Is clothing, as Auden suggests, really an economic bellwether? Do hemlines actually rise and fall in line with the markets, as is commonly believed? It's a theory that doesn't stand up to close inspection but reflects a popular idea that industrial societies are fully integrated, that capitalism expresses itself through consumer taste and taste is best reflected (or determined) by the way we dress.
Those of us who share Dorothy Parker's belief that brevity is the soul of lingerie may be disappointed by Shaping the Body as the book is less about revelation than insinuation; not what is revealed but what is implied. What's more the human form is largely absent in the many illustrations of uninhabited underwear - museum exhibits shorn of all allure.
Many of the items under consideration are situated at a point where art and science meet. Howard Hughes famously designed a cantilever bra to enhance Jane Russell's atomic décolletage and there's a scene in Hitchcock's Vertigo in which Barbara Bel Geddes (playing Midge, a lingerie designer) explains the process to Jimmy Stewart (her boyfriend, a troubled ex-cop). He is courteously baffled, rather than mildly aroused.

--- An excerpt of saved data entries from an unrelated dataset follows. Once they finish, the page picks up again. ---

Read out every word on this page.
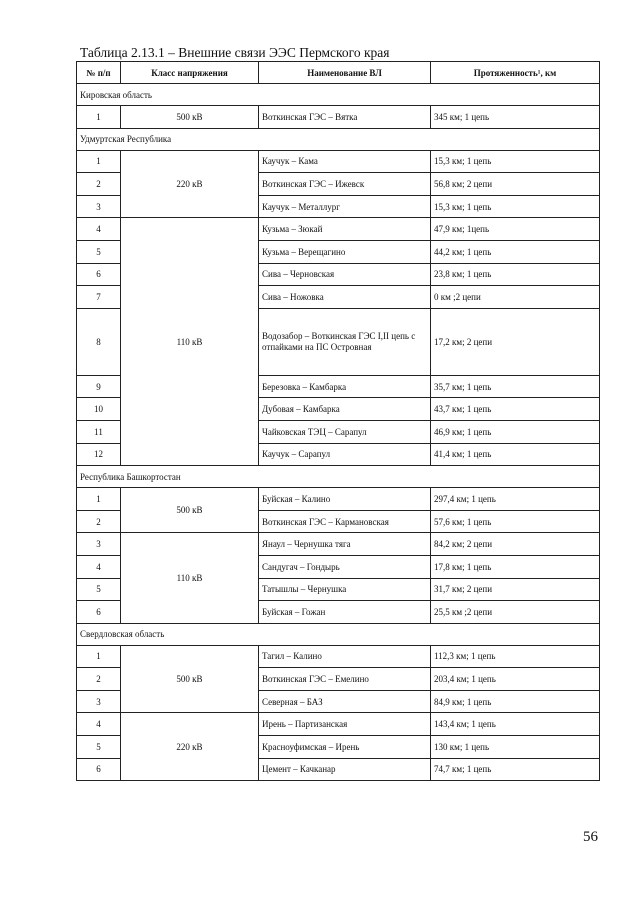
Таблица 2.13.1 – Внешние связи ЭЭС Пермского края
№ п/п	Класс напряжения	Наименование ВЛ	Протяженность¹, км
Кировская область			
1	500 кВ	Воткинская ГЭС – Вятка	345 км; 1 цепь
Удмуртская Республика			
1	220 кВ	Каучук – Кама	15,3 км; 1 цепь
2		Воткинская ГЭС – Ижевск	56,8 км; 2 цепи
3		Каучук – Металлург	15,3 км; 1 цепь
4	110 кВ	Кузьма – Зюкай	47,9 км; 1цепь
5		Кузьма – Верещагино	44,2 км; 1 цепь
6		Сива – Черновская	23,8 км; 1 цепь
7		Сива – Ножовка	0 км ;2 цепи
8		Водозабор – Воткинская ГЭС I,II цепь с отпайками на ПС Островная	17,2 км; 2 цепи
9		Березовка – Камбарка	35,7 км; 1 цепь
10		Дубовая – Камбарка	43,7 км; 1 цепь
11		Чайковская ТЭЦ – Сарапул	46,9 км; 1 цепь
12		Каучук – Сарапул	41,4 км; 1 цепь
Республика Башкортостан			
1	500 кВ	Буйская – Калино	297,4 км; 1 цепь
2		Воткинская ГЭС – Кармановская	57,6 км; 1 цепь
3	110 кВ	Янаул – Чернушка тяга	84,2 км; 2 цепи
4		Сандугач – Гондырь	17,8 км; 1 цепь
5		Татышлы – Чернушка	31,7 км; 2 цепи
6		Буйская – Гожан	25,5 км ;2 цепи
Свердловская область			
1	500 кВ	Тагил – Калино	112,3 км; 1 цепь
2		Воткинская ГЭС – Емелино	203,4 км; 1 цепь
3		Северная – БАЗ	84,9 км; 1 цепь
4	220 кВ	Ирень – Партизанская	143,4 км; 1 цепь
5		Красноуфимская – Ирень	130 км; 1 цепь
6		Цемент – Качканар	74,7 км; 1 цепь
56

Scottie: What's this doohickey?
Midge: It's a brassiere! You know about those things, you're a big boy now.
Scottie: I've never run across one like that.
Midge: It's brand new. Revolutionary up-lift: No shoulder straps, no back straps, but it does everything a brassiere should do. Works on the principle of the cantilevered bridge.
Scottie: It does?
Midge: An aircraft engineer down the peninsula designed it; he worked it out in his spare time.
Scottie: Kind of a hobby, a do-it-yourself kind of thing!
Such craftily-engineered devices - panniers, crinolines, stomachers, bustles, body shapers and push-up bras, whalebone, hoop skirts, lacing, chains, zippers, clasps and straining elasticised fabrics - have a single purpose: the creation of a silhouette that is likely to attract a sexual partner. That allure should be a cultural rather than natural process goes without saying - breasts are natural, cleavage cultural. Today Spanx can render the dumpy svelte, can streamline the male or female form into something approximating the ideal.
Men are part of this process: jackets emphasise (or simulate) broad shoulders, Cuban heels add an inch or so to shortarse filmstars, the codpiece swells the crotch and the necktie, pointing unambiguously downwards to where the codpiece once was, is nothing more than a directional prompt, an arrow. (When, incidentally, will a male M.P. of any political party have the confidence to enter the House of Commons is an iconoclastic open-neck shirt? He'd get my vote). Male dress is about potency, which is a form of allure. Female dress is about allure, which is a form of potency. The lineaments of gratified desire are left on the bedroom carpet, on the bedside table.
Of particular concern in this enjoyably erudite volume are constructions that constrict, that pummel and pleat the flesh into ample simulacra of promise. That such accoutrements, coupled with high heels, make it well-nigh impossible for the wearer to walk suggests that said wearer elects to be objectified - a case of 'take me I'm yours'. This, of course, is a form of empowerment, or so we may choose to believe.